Dès lors, on peut considérer ces deux schémas comme les deux modèles fondamentaux de la loge bleue. Les Rites qui dérivent de la Grande Loge des Modernes (Rite Français, Rite Ecossais Rectifié) reprennent donc le premier modèle, et ceux qui se sont fortement inspirés des Anciens (Rite Anglais dit "Emulation" mais aussi Rite Ecossais Anciens et Accepté) suivent le second – avec quelques retouches cependant.

 3. Les évolutions de la fin du XVIIIème et du début du XIXème siècle La France, dans le dernier quart du XVIIIème siècle, « inventera » en effet  un nouveau schéma qui emprunte à la fois à celui des Modernes, dont il n'est qu'une variante, et introduit quelques éléments  nouveaux, en particulier la disposition dite « écossaise » des trois grands chandeliers : nord-ouest, sud-ouest et sud-est, usage qui apparait dans le courant des années 1770 dans le sud de la France et dont l’origine est inconnue.

Loge 3.png

J                      B

La Loge "écossaise" du XVIIIème siècle


Il s’agit ici, notons-le, d’une sorte de composition hybride dont le plan général est celui des Modernes, les chandeliers se rapprochant – sans la reproduire tout à fait –  de la position adoptée chez les Anciens. Les travaux de R. Désaguliers, dès le milieu des années 1960, avaient du reste montré que ces "trois grands piliers", attribués symbolquement à Sagesse, Force et Beauté, au lieu du ternaire Soleil-Lune-Maître de la Loge du Rite Moderne, n'avaient cependant jamais été absents de ce dernier. La différence est que dans le Rite Moderne les "trois grands piliers" sont les trois principaux Officiers eux-mêmes.

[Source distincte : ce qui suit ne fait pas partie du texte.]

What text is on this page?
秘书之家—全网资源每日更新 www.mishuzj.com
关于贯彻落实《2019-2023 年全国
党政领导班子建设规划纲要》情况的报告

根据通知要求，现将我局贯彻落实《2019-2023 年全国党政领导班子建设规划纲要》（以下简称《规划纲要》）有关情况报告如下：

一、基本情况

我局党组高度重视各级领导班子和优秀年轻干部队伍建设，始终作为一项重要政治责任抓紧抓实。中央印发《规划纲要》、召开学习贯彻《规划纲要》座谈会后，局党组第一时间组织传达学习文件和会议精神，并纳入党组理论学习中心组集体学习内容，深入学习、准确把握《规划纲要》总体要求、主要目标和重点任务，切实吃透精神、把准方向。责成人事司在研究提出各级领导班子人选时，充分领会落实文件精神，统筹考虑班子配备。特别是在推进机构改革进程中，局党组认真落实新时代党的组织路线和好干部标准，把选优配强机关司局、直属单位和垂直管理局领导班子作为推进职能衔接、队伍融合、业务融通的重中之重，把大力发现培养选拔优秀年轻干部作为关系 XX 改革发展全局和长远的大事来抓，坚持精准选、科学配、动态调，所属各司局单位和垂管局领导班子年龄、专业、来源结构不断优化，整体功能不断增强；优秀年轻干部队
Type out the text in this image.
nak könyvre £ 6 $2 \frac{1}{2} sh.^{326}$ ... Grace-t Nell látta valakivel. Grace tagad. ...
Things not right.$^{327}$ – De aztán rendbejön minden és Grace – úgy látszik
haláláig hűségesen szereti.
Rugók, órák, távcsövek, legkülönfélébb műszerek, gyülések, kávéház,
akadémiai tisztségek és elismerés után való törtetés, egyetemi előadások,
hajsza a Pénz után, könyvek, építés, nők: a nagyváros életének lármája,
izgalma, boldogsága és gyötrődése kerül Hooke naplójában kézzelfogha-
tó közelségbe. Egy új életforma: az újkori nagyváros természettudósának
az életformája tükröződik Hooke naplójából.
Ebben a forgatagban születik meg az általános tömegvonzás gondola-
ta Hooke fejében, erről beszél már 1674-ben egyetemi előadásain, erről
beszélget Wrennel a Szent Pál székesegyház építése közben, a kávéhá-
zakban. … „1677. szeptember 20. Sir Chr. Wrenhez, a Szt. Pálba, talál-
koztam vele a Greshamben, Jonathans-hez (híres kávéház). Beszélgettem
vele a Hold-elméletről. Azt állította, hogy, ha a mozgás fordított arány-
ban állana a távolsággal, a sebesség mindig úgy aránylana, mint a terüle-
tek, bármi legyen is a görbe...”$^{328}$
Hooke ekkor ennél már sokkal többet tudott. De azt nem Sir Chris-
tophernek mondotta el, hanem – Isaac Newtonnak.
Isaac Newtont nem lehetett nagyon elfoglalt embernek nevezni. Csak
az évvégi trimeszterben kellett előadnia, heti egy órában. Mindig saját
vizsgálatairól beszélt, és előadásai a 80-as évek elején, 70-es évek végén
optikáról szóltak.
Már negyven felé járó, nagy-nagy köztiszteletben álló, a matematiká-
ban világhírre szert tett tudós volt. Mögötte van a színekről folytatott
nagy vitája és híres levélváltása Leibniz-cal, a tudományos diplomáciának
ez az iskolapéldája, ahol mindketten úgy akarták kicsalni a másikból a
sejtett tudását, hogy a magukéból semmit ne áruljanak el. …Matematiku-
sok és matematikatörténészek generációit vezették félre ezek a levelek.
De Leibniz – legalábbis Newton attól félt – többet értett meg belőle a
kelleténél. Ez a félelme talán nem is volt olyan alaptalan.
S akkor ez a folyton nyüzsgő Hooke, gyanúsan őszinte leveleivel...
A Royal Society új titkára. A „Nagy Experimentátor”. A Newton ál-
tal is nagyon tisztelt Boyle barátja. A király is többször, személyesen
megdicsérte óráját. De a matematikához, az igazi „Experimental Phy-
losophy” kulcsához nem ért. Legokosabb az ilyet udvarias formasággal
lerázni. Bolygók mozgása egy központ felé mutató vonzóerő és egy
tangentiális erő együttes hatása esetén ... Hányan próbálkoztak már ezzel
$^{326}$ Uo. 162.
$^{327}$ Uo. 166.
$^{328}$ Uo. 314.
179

Toutefois, ce dispositif ne fut jamais connu en Angleterre où, lors de l’Union de 1813 entre la Grande Loge des Modernes et celle des Anciens, un autre compromis fut adopté, dont la pratique anglaise actuelle (dite "Emulation") est le résultat :


Loge 4.png

B                         J

La Loge en Angleterre après l’Union de 1813

 

De même, au début du XIXème quand le jeune REAA créera les rituels de ses grades bleus (Guide des maçons écossais, 1804), il reprendra l’innovation "écossaise" pour la position des chandeliers, mais en la plaquant cette fois sur le schéma inspiré des Anciens – mais encore légèrement modifié –, d’où la formule suivante, très syncrétique et tardive, propre à ce Rite :

Loge 5.png

B                      J

La Loge du REAA depuis 1804

 

Il ne faut donc pas chercher à savoir lequel de ces différents schémas est le plus « authentique » ou le plus « traditionnel ». Cette question n’a même proprement aucun sens. Ces modèles, bien que nous n’en connaissions pas toujours les circonstances d’élaboration, ne sont que des options parmi d’autres et il serait erroné de leur attribuer une valeur absolue.  Ils ont été conçus pour mettre en valeur et faire jouer un ensemble de symboles qu’on voulait rendre parlants. D’autres solutions étaient sans doute envisageables et, du reste, les étranges agencements de la loge, du conseil ou du chapitre, que l’on peut voir dans certains hauts grades, en sont une preuve concrète. Dans une approche presque structuraliste, on pourrait dire qu’un modèle isolé n’a qu’un intérêt limité : c’est plutôt le rapprochement de systèmes différents, mais dont les constituants symboliques effectuent des migrations coordonnées et subissent des mutations harmoniques, qui permet le mieux de saisir un sens global et pérenne. C’est une raison de plus pour s’adonner à la connaissance la plus vaste possible de tous les Rites maçonniques.

 

 


[1]Cf. R. Désaguliers, Les trois grands piliers de la franc-maçonnerie [1963] (nouvelle édition refondue par R. Dachez), Paris, 2010.

[2]Cf. R. Désaguliers, Les deux grandes colonnes de la franc-maçonnerie [1961] (nouvelle édition revue et augmentée par R. Dachez et P. Mollier), Paris, 1995. Sur la question de la prétendue « inversion » des mots, voir la discussion pp. 33-64.

[3] Cf. notamment D. Stevenson, The origins of Freemasonry - Scotland's century, 1590-1710, Cambridge, 1988.

[4] Du reste, dans le récit biblique où ils apparaissent (1Rois, 7, 15-22), ils semblent bien déjà constituer une sorte de rébus qui dit quelque chose sur le Temple et n’est compréhensible que si les deux mots sont énoncés à la suite l’un de l’autre – et dans n’importe quel ordre au demeurant.